A bridge worker on the top deck of a double decked bridge needs to lift a 30 kg tool box, with a cable of uniform density 2 kg/meter, from the ground 15 meters below him to the lower deck of the bridge which is 10 meters above the ground. How much work is needed?
To calculate the work needed to lift the tool box, we can use the formula:
Work = Force × Distance
First, let's calculate the force required to lift the tool box. The force required can be determined by considering the weight of the tool box and the weight of the cable.

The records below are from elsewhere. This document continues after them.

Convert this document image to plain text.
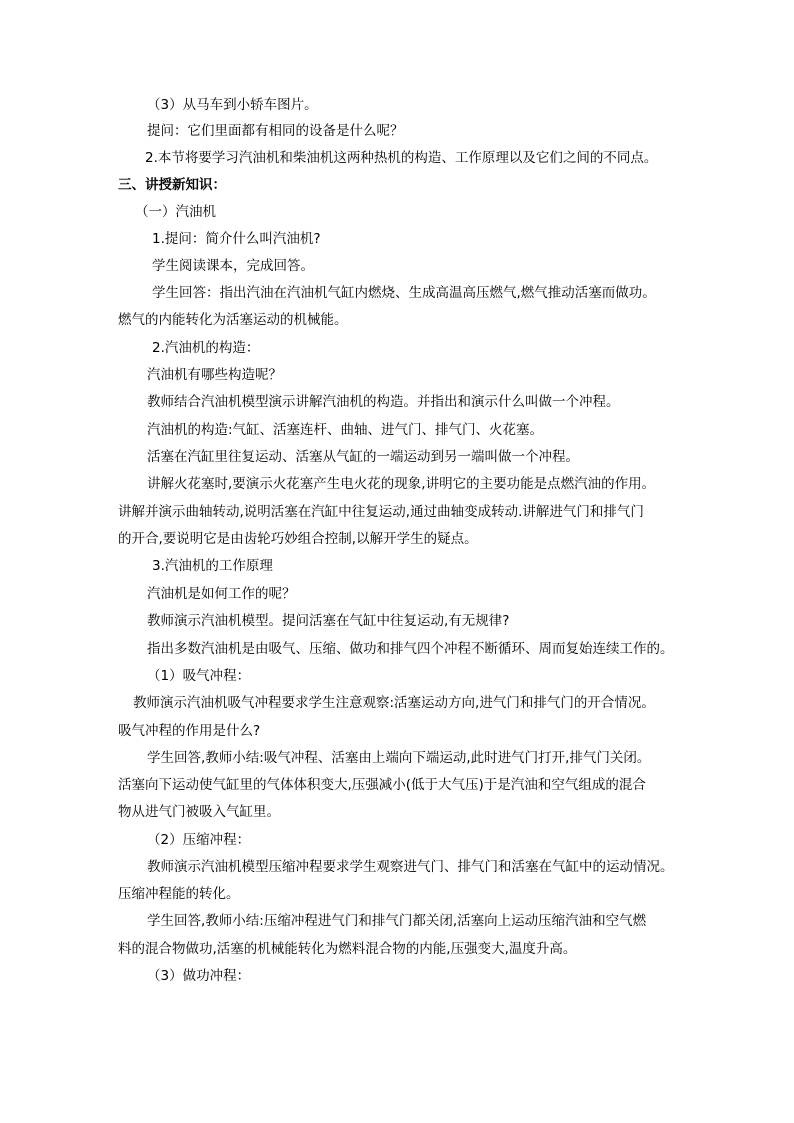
（3）从马车到小轿车图片。
提问：它们里面都有相同的设备是什么呢？
2.本节将要学习汽油机和柴油机这两种热机的构造、工作原理以及它们之间的不同点。
三、讲授新知识：
（一）汽油机
1.提问：简介什么叫汽油机?
学生阅读课本，完成回答。
学生回答：指出汽油在汽油机气缸内燃烧、生成高温高压燃气,燃气推动活塞而做功。
燃气的内能转化为活塞运动的机械能。
2.汽油机的构造：
汽油机有哪些构造呢？
教师结合汽油机模型演示讲解汽油机的构造。并指出和演示什么叫做一个冲程。
汽油机的构造:气缸、活塞连杆、曲轴、进气门、排气门、火花塞。
活塞在汽缸里往复运动、活塞从气缸的一端运动到另一端叫做一个冲程。
讲解火花塞时,要演示火花塞产生电火花的现象,讲明它的主要功能是点燃汽油的作用。
讲解并演示曲轴转动,说明活塞在汽缸中往复运动,通过曲轴变成转动.讲解进气门和排气门
的开合,要说明它是由齿轮巧妙组合控制,以解开学生的疑点。
3.汽油机的工作原理
汽油机是如何工作的呢？
教师演示汽油机模型。提问活塞在气缸中往复运动,有无规律?
指出多数汽油机是由吸气、压缩、做功和排气四个冲程不断循环、周而复始连续工作的。
（1）吸气冲程：
教师演示汽油机吸气冲程要求学生注意观察:活塞运动方向,进气门和排气门的开合情况。
吸气冲程的作用是什么?
学生回答,教师小结:吸气冲程、活塞由上端向下端运动,此时进气门打开,排气门关闭。
活塞向下运动使气缸里的气体体积变大,压强减小(低于大气压)于是汽油和空气组成的混合
物从进气门被吸入气缸里。
（2）压缩冲程：
教师演示汽油机模型压缩冲程要求学生观察进气门、排气门和活塞在气缸中的运动情况。
压缩冲程能的转化。
学生回答,教师小结:压缩冲程进气门和排气门都关闭,活塞向上运动压缩汽油和空气燃
料的混合物做功,活塞的机械能转化为燃料混合物的内能,压强变大,温度升高。
（3）做功冲程：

Weight of the tool box = mass × acceleration due to gravity
= 30 kg × 9.8 m/s^2
= 294 N
Weight of the cable = mass × acceleration due to gravity
= 2 kg/m × 15 m × 9.8 m/s^2
= 294 N
Total force required = Weight of the tool box + Weight of the cable
= 294 N + 294 N
= 588 N
Now, let's calculate the distance over which the force is applied. In this case, the distance is the sum of the height of the lower deck of the bridge (10 meters) and the distance between the worker and the tool box (15 meters). So, the total distance is 10 meters + 15 meters = 25 meters.
Finally, we can calculate the work needed:
Work = Force × Distance
= 588 N × 25 meters
= 14,700 joules
Therefore, the work required to lift the tool box is 14,700 joules.